He had absolutely no idea what he was looking at.
“The body structure is wrong for any deep-sea species I know,” he muttered, more to himself than anyone else, pulling out his phone to take reference photos from multiple angles. “The dentition suggests a predator, obviously, but the jaw structure is bizarre. And that skin—it’s almost like it’s from a completely different evolutionary branch.”
“So what is it, Doc?” someone in the crowd called out.
Dr. Chen shook his head slowly. “I honestly don’t know. I’d need to do a proper examination, take tissue samples, but off the top of my head? This shouldn’t exist in these waters. The depth markers on this pier show we’re in relatively shallow coastal waters—maybe two hundred feet at most in the deepest channels. This looks like something that should be living at depths of a thousand feet or more, if it exists in our region at all.”
“Could it have drifted up from deeper water?” another spectator asked.
“Possibly. Deep-sea creatures do occasionally get disoriented and end up in shallower areas, but usually they’re in bad shape by the time they surface—pressure changes, temperature differences. This thing…” He gestured at the massive corpse. “It’s been dead a while, but it doesn’t look like it died from pressure trauma or temperature shock. Something else killed it.”
The conversation was interrupted by Jack, who’d been consulting with the other fishermen and had made a decision. “Alright, folks,” he called out in the voice of someone used to being heard over wind and waves. “We’re gonna open it up, see what it’s been eating. You’d be surprised what you find in the bellies of big fish—license plates, chunks of wood, sometimes even jewelry that fell off boats. With something this size, who knows what we’ll discover.”

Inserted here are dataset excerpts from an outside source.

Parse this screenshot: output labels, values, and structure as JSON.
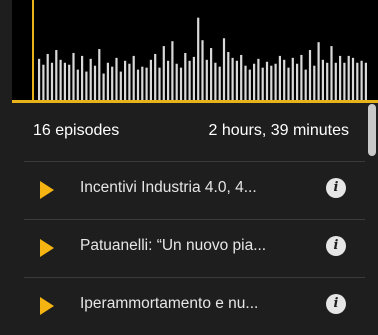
{
  "player": {
    "waveform_level": [
      0.42,
      0.36,
      0.47,
      0.38,
      0.51,
      0.41,
      0.38,
      0.36,
      0.48,
      0.31,
      0.45,
      0.29,
      0.42,
      0.35,
      0.52,
      0.27,
      0.38,
      0.34,
      0.43,
      0.29,
      0.4,
      0.37,
      0.45,
      0.31,
      0.34,
      0.33,
      0.41,
      0.47,
      0.33,
      0.55,
      0.4,
      0.6,
      0.37,
      0.33,
      0.48,
      0.4,
      0.44,
      0.84,
      0.61,
      0.41,
      0.53,
      0.38,
      0.34,
      0.63,
      0.49,
      0.43,
      0.4,
      0.46,
      0.35,
      0.31,
      0.37,
      0.42,
      0.33,
      0.39,
      0.35,
      0.37,
      0.45,
      0.41,
      0.33,
      0.43,
      0.37,
      0.46,
      0.31,
      0.51,
      0.35,
      0.59,
      0.41,
      0.38,
      0.55,
      0.38,
      0.45,
      0.38,
      0.45,
      0.43,
      0.38,
      0.4,
      0.38
    ],
    "colors": {
      "accent": "#f5b412",
      "bars": "#d9d9d9",
      "background": "#000000"
    }
  },
  "summary": {
    "episode_count": "16 episodes",
    "total_duration": "2 hours, 39 minutes"
  },
  "episodes": [
    {
      "title": "Incentivi Industria 4.0, 4...",
      "play_icon": "play-icon",
      "info_icon": "info-icon",
      "info_glyph": "i"
    },
    {
      "title": "Patuanelli: “Un nuovo pia...",
      "play_icon": "play-icon",
      "info_icon": "info-icon",
      "info_glyph": "i"
    },
    {
      "title": "Iperammortamento e nu...",
      "play_icon": "play-icon",
      "info_icon": "info-icon",
      "info_glyph": "i"
    }
  ]
}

This announcement generated a fresh wave of interest from the crowd. Several people—particularly those with weaker stomachs—decided to head back to the beach, but most stayed, their curiosity overcoming their squeamishness. This was the kind of thing people would talk about at dinner parties for years: Remember that time they cut open that weird fish at the pier?
Jack retrieved a long, razor-sharp filleting knife from his tackle box—the kind of knife that had cleaned thousands of fish over decades of use. The blade caught the late afternoon sun, throwing a brief flash of light across the assembled crowd. He approached the suspended fish, its bulk swinging slightly from the winch cable, and positioned himself near what appeared to be the creature’s midsection.

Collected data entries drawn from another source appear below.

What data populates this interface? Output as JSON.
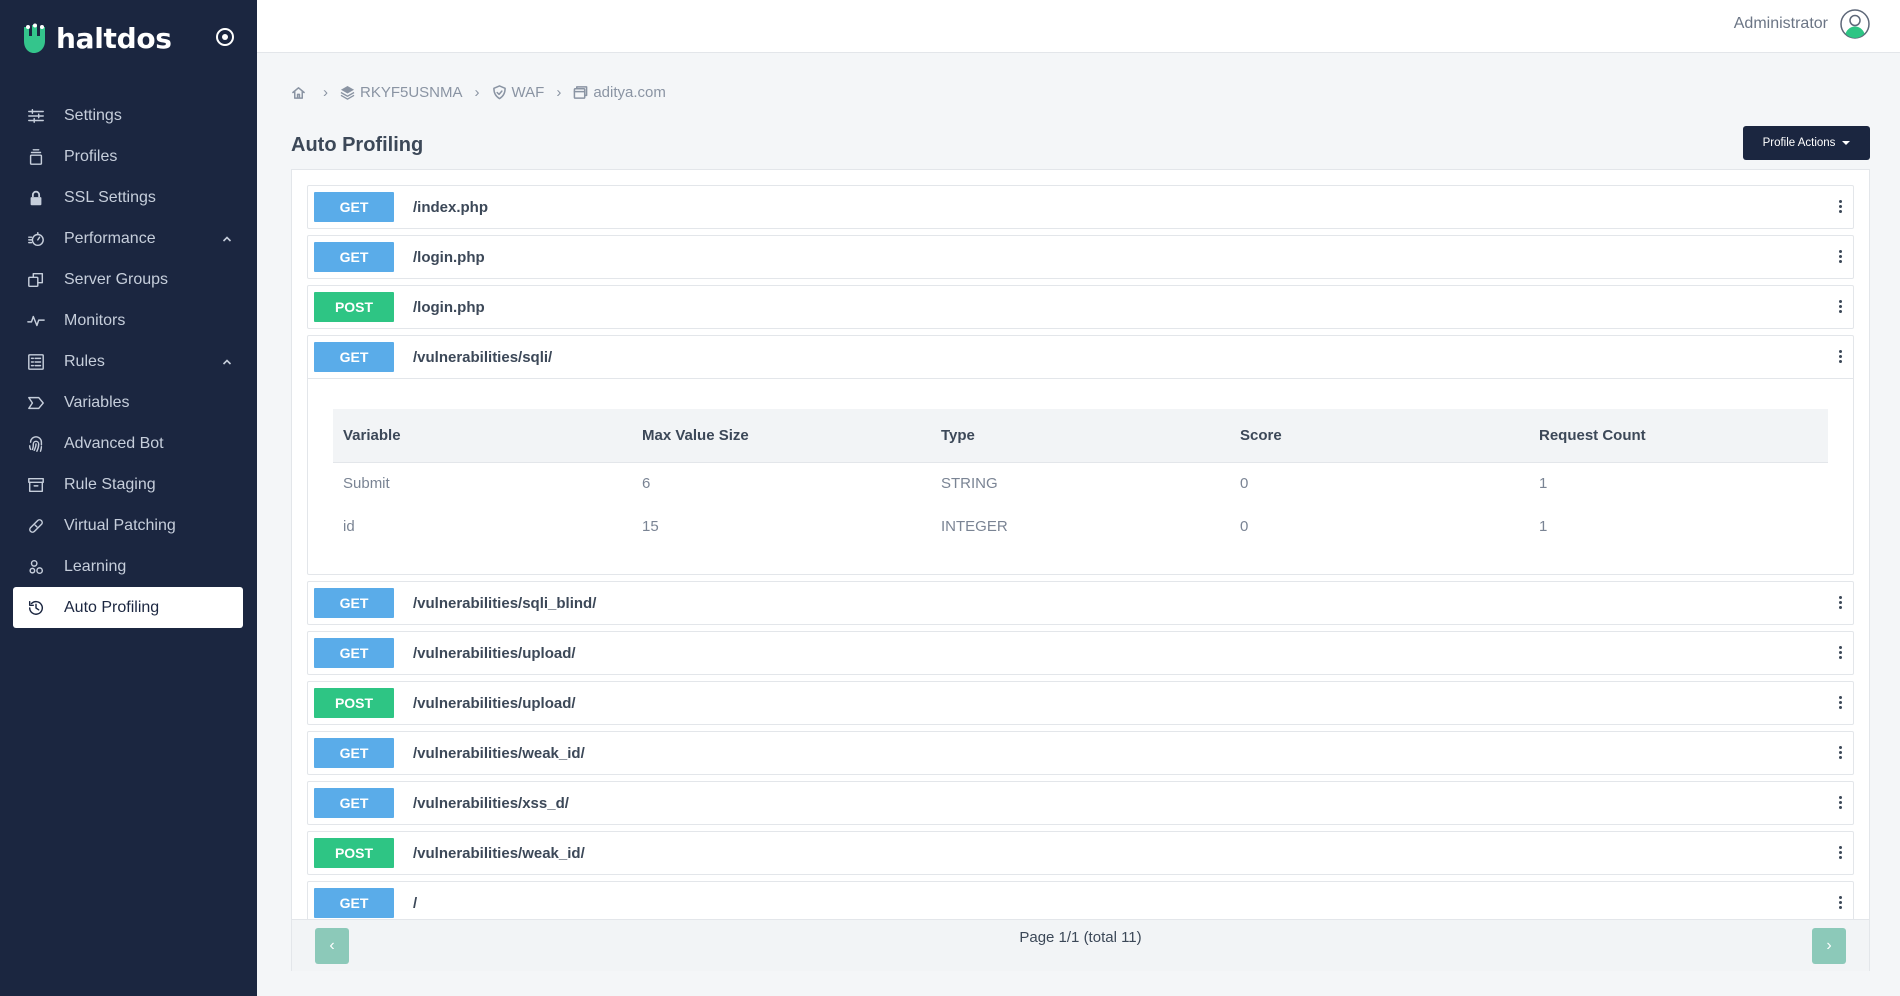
{
  "brand": {
    "name": "haltdos"
  },
  "sidebar": {
    "items": [
      {
        "label": "Settings",
        "icon": "sliders-icon",
        "name": "sidebar-item-settings"
      },
      {
        "label": "Profiles",
        "icon": "stack-icon",
        "name": "sidebar-item-profiles"
      },
      {
        "label": "SSL Settings",
        "icon": "lock-icon",
        "name": "sidebar-item-ssl-settings"
      },
      {
        "label": "Performance",
        "icon": "speedometer-icon",
        "name": "sidebar-item-performance",
        "expandable": true
      },
      {
        "label": "Server Groups",
        "icon": "copy-icon",
        "name": "sidebar-item-server-groups"
      },
      {
        "label": "Monitors",
        "icon": "pulse-icon",
        "name": "sidebar-item-monitors"
      },
      {
        "label": "Rules",
        "icon": "list-icon",
        "name": "sidebar-item-rules",
        "expandable": true
      },
      {
        "label": "Variables",
        "icon": "tag-icon",
        "name": "sidebar-item-variables"
      },
      {
        "label": "Advanced Bot",
        "icon": "fingerprint-icon",
        "name": "sidebar-item-advanced-bot"
      },
      {
        "label": "Rule Staging",
        "icon": "archive-icon",
        "name": "sidebar-item-rule-staging"
      },
      {
        "label": "Virtual Patching",
        "icon": "bandage-icon",
        "name": "sidebar-item-virtual-patching"
      },
      {
        "label": "Learning",
        "icon": "nodes-icon",
        "name": "sidebar-item-learning"
      },
      {
        "label": "Auto Profiling",
        "icon": "history-icon",
        "name": "sidebar-item-auto-profiling",
        "active": true
      }
    ]
  },
  "header": {
    "user_name": "Administrator"
  },
  "breadcrumb": {
    "items": [
      {
        "label": "",
        "icon": "home-icon"
      },
      {
        "label": "RKYF5USNMA",
        "icon": "layers-icon"
      },
      {
        "label": "WAF",
        "icon": "shield-icon"
      },
      {
        "label": "aditya.com",
        "icon": "window-icon"
      }
    ],
    "separator": "›"
  },
  "page": {
    "title": "Auto Profiling",
    "actions_label": "Profile Actions"
  },
  "routes": [
    {
      "method": "GET",
      "path": "/index.php"
    },
    {
      "method": "GET",
      "path": "/login.php"
    },
    {
      "method": "POST",
      "path": "/login.php"
    },
    {
      "method": "GET",
      "path": "/vulnerabilities/sqli/",
      "expanded": true
    },
    {
      "method": "GET",
      "path": "/vulnerabilities/sqli_blind/"
    },
    {
      "method": "GET",
      "path": "/vulnerabilities/upload/"
    },
    {
      "method": "POST",
      "path": "/vulnerabilities/upload/"
    },
    {
      "method": "GET",
      "path": "/vulnerabilities/weak_id/"
    },
    {
      "method": "GET",
      "path": "/vulnerabilities/xss_d/"
    },
    {
      "method": "POST",
      "path": "/vulnerabilities/weak_id/"
    },
    {
      "method": "GET",
      "path": "/"
    }
  ],
  "variables_table": {
    "columns": [
      "Variable",
      "Max Value Size",
      "Type",
      "Score",
      "Request Count"
    ],
    "rows": [
      [
        "Submit",
        "6",
        "STRING",
        "0",
        "1"
      ],
      [
        "id",
        "15",
        "INTEGER",
        "0",
        "1"
      ]
    ]
  },
  "pager": {
    "text": "Page 1/1 (total 11)",
    "prev": "‹",
    "next": "›"
  },
  "colors": {
    "sidebar": "#1b2640",
    "get": "#5aace9",
    "post": "#2ec584",
    "pager_button": "#8cc9b9"
  }
}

“Everybody might want to step back,” he warned. “Things can get messy when you open up something that’s been dead a while.”
Several people took his advice and retreated a few steps. Others leaned in closer, not wanting to miss anything. The moment carried that particular tension of anticipation mixed with dread—everyone wanting to see what came next but also slightly afraid of what they might witness.
Jack placed the blade against the fish’s pale, slimy skin and began to cut. The knife slid through with surprising ease, parting the thick flesh with a sound that made several onlookers wince. A thick, dark fluid began to pour out immediately—blood mixed with seawater and digestive fluids, creating a foul-smelling stream that splashed onto the pier’s planks and ran between the boards into the ocean below.
The smell hit everyone at once—the overwhelming stench of decay and decomposition, of organic matter breaking down in the warm sun. It was the kind of smell that made people’s eyes water and stomachs turn, that penetrated your nose and throat and seemed to coat your tongue with its vileness. Several children started crying. A teenager ran to the edge of the pier and vomited into the water. Even the fishermen, accustomed to the smells of their trade, turned their faces away and breathed through their mouths.
But Jack kept cutting, his experienced hands steady despite the gore, opening the fish’s belly cavity from just below its grotesque head all the way down to what passed for its tail. The cavity gaped open, revealing the dark interior of the creature’s gut, and Carlos and another fisherman reached in with gloved hands to start pulling out the contents.
At first, it was exactly what you’d expect from a predatory fish: partially digested chunks of smaller fish, bits of crab shell, what looked like part of a small shark or large tuna. The normal diet of something that lived in the ocean and ate other things that lived in the ocean. The crowd watched with a mixture of fascination and disgust as the fishermen methodically removed and examined each piece, tossing the remains into a large plastic barrel they’d brought over for this purpose.
Then Carlos’s hand encountered something different. Something solid and geometric in a way that natural things rarely are. His expression changed, confusion replacing the focused concentration he’d been wearing. He worked his hand around the object, trying to get a grip on it through the slippery organic matter, and slowly pulled it free from the mass of partially digested material.
The crowd, which had been chattering with commentary and speculation, went suddenly and completely silent.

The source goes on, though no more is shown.